How did you feel being dropped by Polydor?
“I thought they were wrong and I was right,” he laughs. “Rightly or wrongly, I believed I was absolutely right in making the last album. I was just being true to myself. On one level I can understand why the few people who heard it didn’t like it and my audience might have hated it. But does that make it wrong? I dunno. I was a lot more arrogant then. I’m the sort of person that, if I become obsessed by something, I can’t see any other way of looking at it. But it was born out of my own arrogance… I boxed myself into a corner to an extent. My head was up my arse. It’s not an excuse, it’s just a stage I went through.”
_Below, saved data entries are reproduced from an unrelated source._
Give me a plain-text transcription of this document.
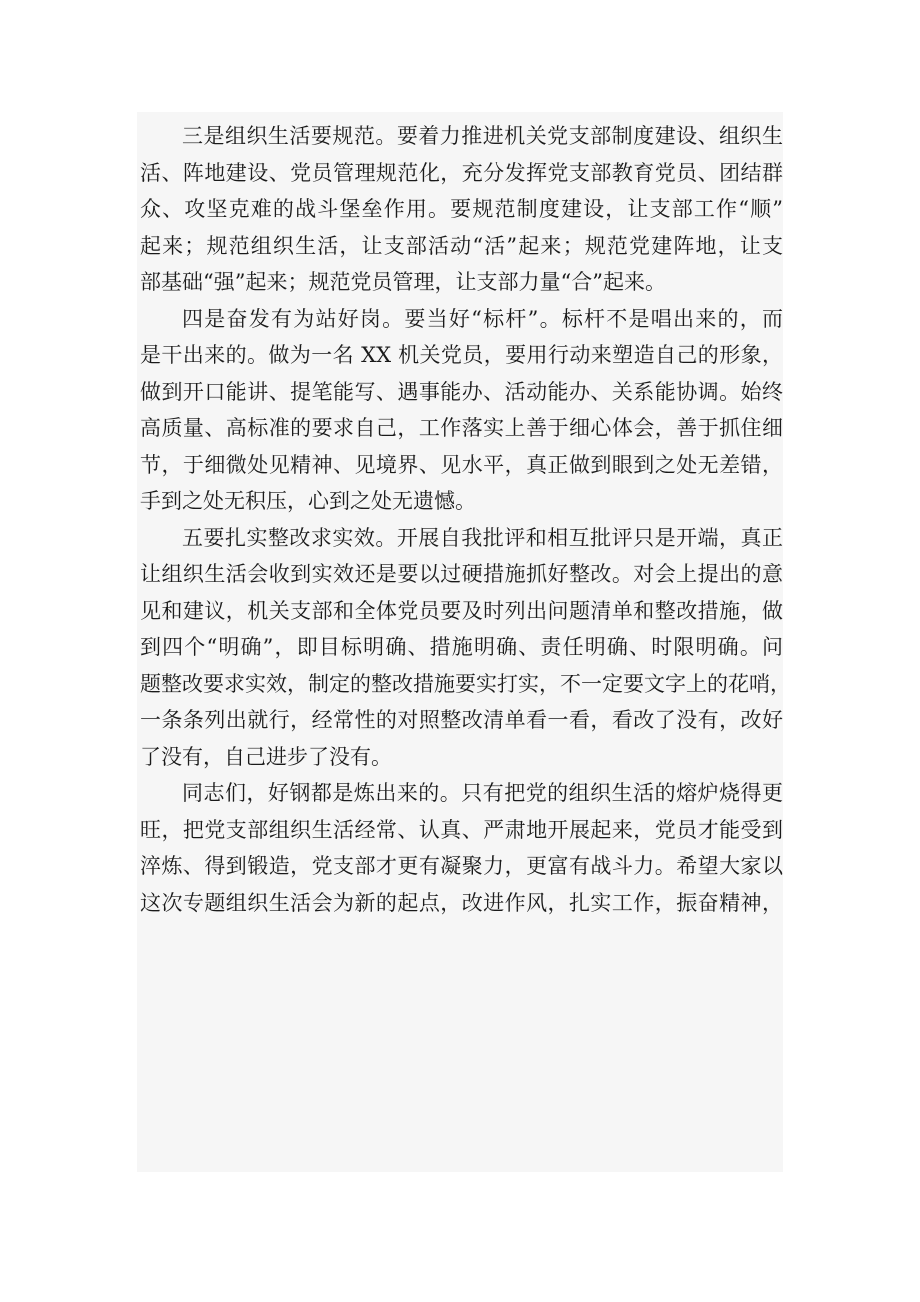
三是组织生活要规范。要着力推进机关党支部制度建设、组织生
活、阵地建设、党员管理规范化，充分发挥党支部教育党员、团结群
众、攻坚克难的战斗堡垒作用。要规范制度建设，让支部工作“顺”
起来；规范组织生活，让支部活动“活”起来；规范党建阵地，让支
部基础“强”起来；规范党员管理，让支部力量“合”起来。

四是奋发有为站好岗。要当好“标杆”。标杆不是唱出来的，而
是干出来的。做为一名 XX 机关党员，要用行动来塑造自己的形象，
做到开口能讲、提笔能写、遇事能办、活动能办、关系能协调。始终
高质量、高标准的要求自己，工作落实上善于细心体会，善于抓住细
节，于细微处见精神、见境界、见水平，真正做到眼到之处无差错，
手到之处无积压，心到之处无遗憾。

五要扎实整改求实效。开展自我批评和相互批评只是开端，真正
让组织生活会收到实效还是要以过硬措施抓好整改。对会上提出的意
见和建议，机关支部和全体党员要及时列出问题清单和整改措施，做
到四个“明确”，即目标明确、措施明确、责任明确、时限明确。问
题整改要求实效，制定的整改措施要实打实，不一定要文字上的花哨，
一条条列出就行，经常性的对照整改清单看一看，看改了没有，改好
了没有，自己进步了没有。

同志们，好钢都是炼出来的。只有把党的组织生活的熔炉烧得更
旺，把党支部组织生活经常、认真、严肃地开展起来，党员才能受到
淬炼、得到锻造，党支部才更有凝聚力，更富有战斗力。希望大家以
这次专题组织生活会为新的起点，改进作风，扎实工作，振奋精神，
After over a decade of putting the world to rights, he suddenly found himself feeling decidedly insecure about things. He kept going nonetheless, playing a string of low-key London dates as The Paul Weller Movement. It was evident, to all but the most blinkered, that the spark was still there. With a handful of songs blending with the best of his back-catalogue from The Jam and The Style Council (through necessity rather than choice), each show become a cause for minor celebration. Still, despite two sell-out national tours, Weller was still hiding behind band names and willingly confesses that he was still at odds with himself.
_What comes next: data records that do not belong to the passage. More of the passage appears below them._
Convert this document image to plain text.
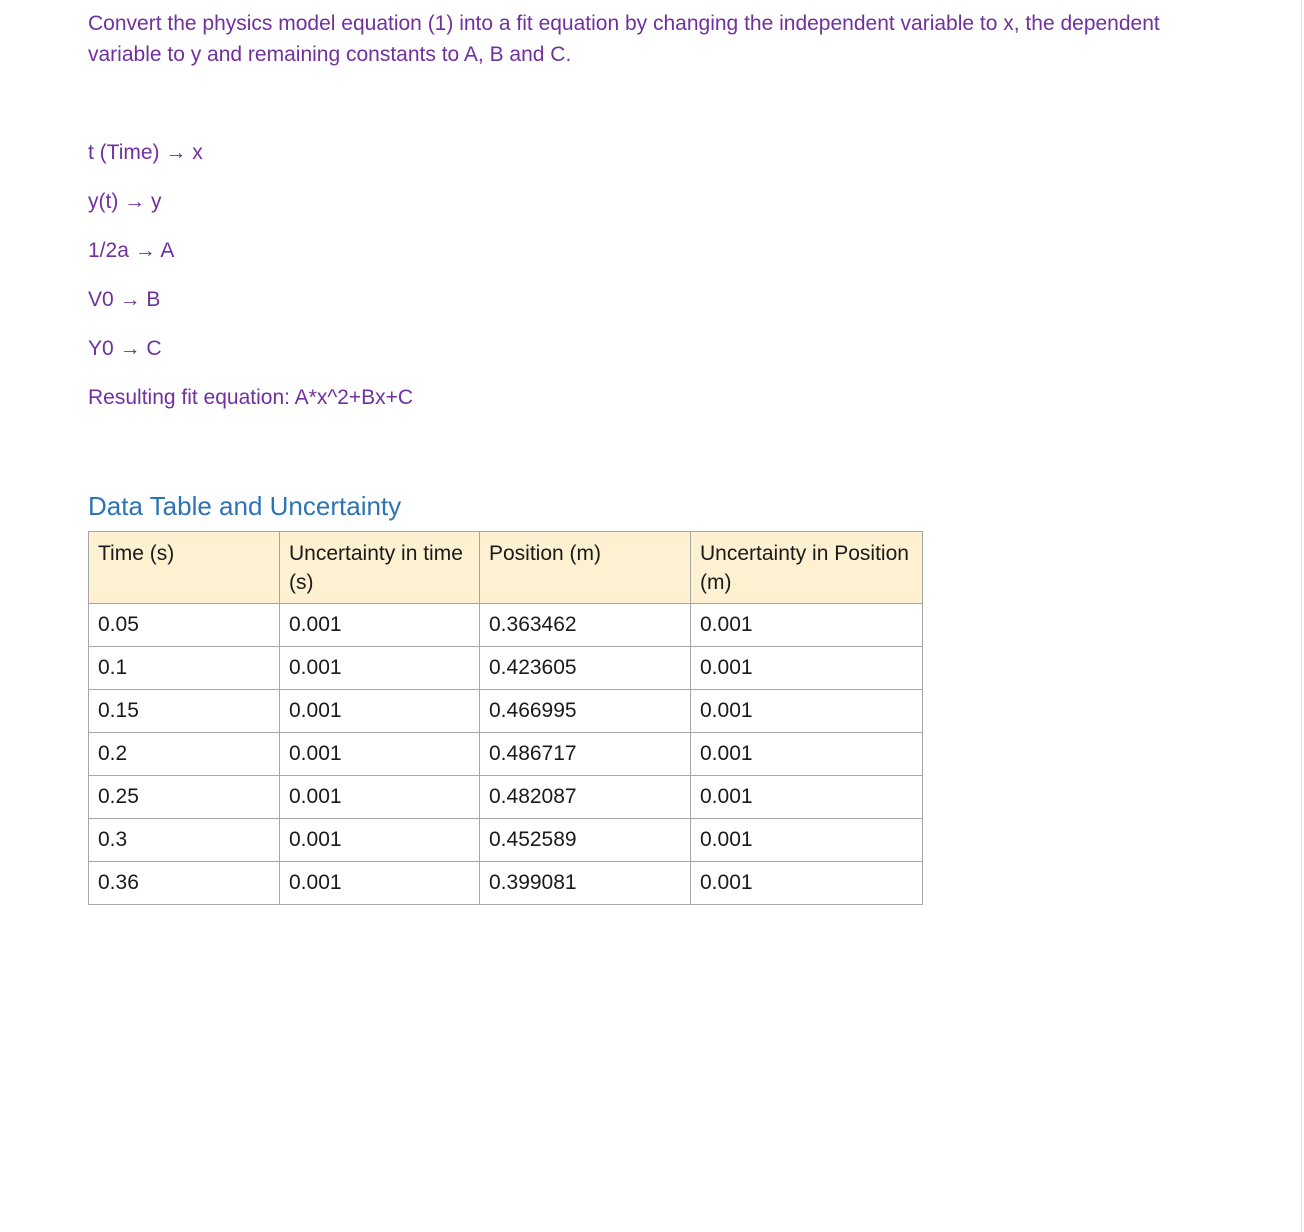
Convert the physics model equation (1) into a fit equation by changing the independent variable to x, the dependent variable to y and remaining constants to A, B and C.

t (Time) → x

y(t) → y

1/2a → A

V0 → B

Y0 → C

Resulting fit equation: A*x^2+Bx+C

Data Table and Uncertainty
Time (s)	Uncertainty in time (s)	Position (m)	Uncertainty in Position (m)
0.05	0.001	0.363462	0.001
0.1	0.001	0.423605	0.001
0.15	0.001	0.466995	0.001
0.2	0.001	0.486717	0.001
0.25	0.001	0.482087	0.001
0.3	0.001	0.452589	0.001
0.36	0.001	0.399081	0.001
“I was all over the shop at the time,” he admits. “I didn’t have a fucking clue what was going on. It was a ramshackle affair. But in retrospect, the tours were really constructive. You can find yourself onstage sometimes, it can bring something out in you – ambition, drive, motivation – you can use any number of words to describe the feeling.”
The Paul Weller Movement were soon scattered, but the relationship between Weller and fellow Councilman Steve White, who had joined the new band in its infancy, was cemented. The two continued to forge ahead, recruiting musicians as they went along.
“I didn’t think me and Steve would have carried on after The Style Council,” he admits. “If he hadn’t got in touch with me around that time, it might not have happened. Steve had left a couple of years before the band broke up – not necessarily with bad feeling – but there was a kind of vibe between us. He didn’t like the way in which we were heading and we didn’t get on too well. So I didn’t really think about him until a couple of years later. There’s just some sort of chemistry between us – it’s great to play with someone like that.”
By the time Weller had finished recording his eponymous debut solo album, he felt he was back on the right track. Developing the subtle psychedelic qualities reminiscent of latter-period Jam, while retaining the solid R’n’B base that had guided him throughout, the album was, if not faultless, refreshingly unpretentious. It seemed as if a great weight had been lifted from his shoulders.
“There was something there,” he recalls. “With ‘Into Tomorrow’ and ‘Amongst Butterflies’ – I thought that even if I just had those two songs, they were enough of a sign. Before that I’d doubted whether I’d lost it completely. Everything I was writing during the house time didn’t seem to excite me or I didn’t get the same feeling from it. Mind you,” he says soberly, “four years later, lots of people are making dodgy house records, aren’t they?”
If the first album was the first step along the right path, the new LP, Wild Wood, is his most assured work for years. It reflects a broader perspective than before, combining sturdy acoustic-based numbers like “Foot Of The Mountain” and “All The Pictures On The Wall” with grittier material like “Sunflower” and “The Weaver”. Most of it was recorded in one take and it has a timeless quality that’s neither 1968 nor 1993. Significantly, Weller seems driven by a new force. If he once appeared to have the answers to all the world’s problems, he now sets himself a tougher, more personal lyrical examination entirely. “Can You Heal Us (Holy Man)”, the focal point of the album, catches Weller stuck in the middle-ground of life. Having rallied against the status quo for so many years, he finds himself starting to adopt less strident opinions and values, questioning what it’s all about.
“‘…(Holy Man)’ is supposed to be fairly ironic,” he states, pulling his knees under his chin. “I’ve got little time for organised religions. I think they’re a real charade, most of them, and the contradictions are too much for me. But at the same time, I still think that faith is a very important thing. I don’t think I have absolute faith yet, but I still like the idea that some time I will. I come from a family of atheists, which is good in one way ’cos it’s left me clear space to make my own mind up – but I’ve also inherited their scepticism. With my dad, it’s just you’re born, you live, then you die. I appreciate the realism of that, but I like to think that what we’re doing now is worth something. Maybe not tonight,” he laughs, “but in the broader span of things. Whether it’s a vain hope or not, I don’t know. I don’t think we can just be passing through it all. But as for all the vicars and the priests, I’ve got no time for them.”